Der Marsch durch Schwabing

Der revolutionäre Geist der Leute schien geweckt und der Marsch in Richtung Leopoldstraße konnte beginnen. Es war 11.00 Uhr Vormittag an einem heißen Julitag in München und ich war mitten in einer Masse von Demonstranten die lauthals, zur Musik - einer bunten Mischung aus Hip Hop, Rock und Pop - die aus den Boxen des LKWs ertönte riefen: „Wir sind hier, wir sind laut, weil man uns die Bildung klaut!“. Angestachelt von der Stimmung konnte ich mich natürlich nicht mehr halten und brüllte die, mittlerweile schon etwas abgenutzten und zugegebenermaßen nicht besonders geistreichen Parolen aus vollem Halse mit. Denn ganz ehrlich, selbst wenn man sich am Anfang noch ein bisschen komisch dabei vorkommt mitten am Tag wie ein betrunkener Fußballfan durch die Straßen zu laufen und dabei rumzubrüllen, so ist es doch auf irgendeine Art und Weise ein befreiendes Gefühl, seinen Unmut mal Luft machen zu können und dabei zu wissen, dass man nicht alleine mit seiner Meinung dasteht. Zudem erfüllten die Parolen auch noch ihren eigentlichen Zweck, nämlich alles und jeden auf der Leopoldstraße darüber zu unterrichten weswegen wir dieses ganze Unterfangen überhaupt anstellten. Denn schließlich sollten die Leute nicht glauben wir würden hier einfach nur Party machen. Um jegliche Missverständnisse zu vermeiden wurde die Musik in regelmäßigen Abständen abgedreht und die Sprecher die vorneweg auf dem Kleinbus fuhren wiederholten die Argumente und Forderungen der Streikenden. Selbst wenn wir wohl nicht jeden der sich zu dieser Zeit auf der Leopoldstraße befand von unserer Meinung überzeugen konnten, so zeigten wir zumindest, dass wir aufstehen und uns zur Wehr setzen. Wir zeigten außerdem, dass es Missstände im Land gibt, auf die Aufmerksam gemacht werden muss, damit Politiker nicht den Anschein bekommen „Studiengebühren seien kein Thema mehr“ und man könne sich so langsam mal Gedanken über eine Gebührenerhöhung machen.
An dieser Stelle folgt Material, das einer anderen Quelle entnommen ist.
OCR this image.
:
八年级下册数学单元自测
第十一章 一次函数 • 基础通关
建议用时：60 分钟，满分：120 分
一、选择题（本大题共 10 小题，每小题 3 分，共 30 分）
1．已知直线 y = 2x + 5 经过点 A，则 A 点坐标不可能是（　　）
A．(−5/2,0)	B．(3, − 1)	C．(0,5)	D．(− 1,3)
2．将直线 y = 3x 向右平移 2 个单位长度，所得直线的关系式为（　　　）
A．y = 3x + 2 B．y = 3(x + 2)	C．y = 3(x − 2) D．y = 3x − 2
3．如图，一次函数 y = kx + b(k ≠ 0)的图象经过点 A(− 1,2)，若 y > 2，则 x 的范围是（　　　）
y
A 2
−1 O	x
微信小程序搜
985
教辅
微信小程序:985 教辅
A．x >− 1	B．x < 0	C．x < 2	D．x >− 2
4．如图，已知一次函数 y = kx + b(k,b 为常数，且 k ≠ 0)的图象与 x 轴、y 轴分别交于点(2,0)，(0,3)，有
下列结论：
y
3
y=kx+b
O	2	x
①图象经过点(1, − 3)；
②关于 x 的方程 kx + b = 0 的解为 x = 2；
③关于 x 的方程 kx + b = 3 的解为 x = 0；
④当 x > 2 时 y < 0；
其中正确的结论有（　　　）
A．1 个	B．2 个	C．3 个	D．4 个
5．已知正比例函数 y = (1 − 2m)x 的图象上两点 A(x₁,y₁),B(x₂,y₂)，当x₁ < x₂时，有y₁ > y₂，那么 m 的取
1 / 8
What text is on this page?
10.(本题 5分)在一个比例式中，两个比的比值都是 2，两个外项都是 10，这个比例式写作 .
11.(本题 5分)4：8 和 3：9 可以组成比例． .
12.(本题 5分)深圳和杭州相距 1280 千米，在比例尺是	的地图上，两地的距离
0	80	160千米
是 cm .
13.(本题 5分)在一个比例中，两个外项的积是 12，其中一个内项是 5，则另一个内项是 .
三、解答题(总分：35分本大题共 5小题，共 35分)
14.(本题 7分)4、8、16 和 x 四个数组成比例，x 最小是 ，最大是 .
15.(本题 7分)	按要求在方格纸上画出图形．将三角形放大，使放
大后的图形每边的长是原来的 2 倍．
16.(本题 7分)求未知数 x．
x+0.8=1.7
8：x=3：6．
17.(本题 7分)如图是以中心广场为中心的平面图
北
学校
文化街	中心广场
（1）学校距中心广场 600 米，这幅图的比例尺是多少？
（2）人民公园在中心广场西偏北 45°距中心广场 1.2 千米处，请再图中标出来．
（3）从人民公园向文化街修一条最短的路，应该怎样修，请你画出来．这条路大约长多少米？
In diesem Stil ging der Zug weiter und die Stimmung brach nicht ab. Ein Höhepunkt  war das  Erscheinen von Kultusminister Ludwig Spaenle, der vor einer Privatbank am Lenbachplatz  hielt  und sich sogar zu einem Gespräch bereit zeigte. Was bei der ganzen Sache herauskam war inmitten der Menge und den lautstarken Buhrufen nicht mehr wirklich zu verstehen, aber der Mann hätte in dieser Situation sowieso nichts sagen können, was von uns nicht niedergemacht worden wäre. Ich hörte nur irgendetwas von Verständnis, dass er angeblich für uns hätte und dass wieder mehr Geld für Bildung investiert werden müsse. Außerdem gäbe er uns vollkommen Recht, dass Kinder mit Migrationshintergrund benachteiligt seien und dass das ein großes Problem sei. Das Bildungssystem an sich stelle er natürlich nicht in Frage. Daran gilt es unter CSU-Abgeordneten scheinbar mit aller Macht festzuhalten. Wahrscheinlich, weil es sich ja auch so bewährt hat, wie wir alle spätestens seit der Pisa-Studie wissen.

Die Abschlusskundgebung

Gegen 13:30 fand schließlich die Abschlusskundgebung am Odeonsplatz statt. Ein Resumee über diese wirklich gelungene Demonstration wurde gezogen und die Sprecher der Studentenvertretung bewiesen uns mit ihren Abschlussreden, dass dies nur das vorläufige Ende des Streiks sein wird. Denn wie sie uns versprachen, werden die Aktionen im Herbst weitergehen (Siehe Termine) und selbst wenn noch keine Lösung des Problems in Sicht ist, so kann man zumindest sagen, dass die Stimmen der Demonstranten auf lange Sicht nicht verstummen werden. Wichtig für alle die sich gerne am Kampf für eine bessere und gerechtere Bildung beteiligen wollen sei es Augen und Ohren offen zu halten und sich nicht vor dem zu verschließen, was sich zurzeit an den Unis abspielt, denn es werden vor den diversen Demos immer Rundmails von den Fachschaften verschickt und Flyer mit Informationen verteilt wann und wo die nächste große Aktion sein wird. 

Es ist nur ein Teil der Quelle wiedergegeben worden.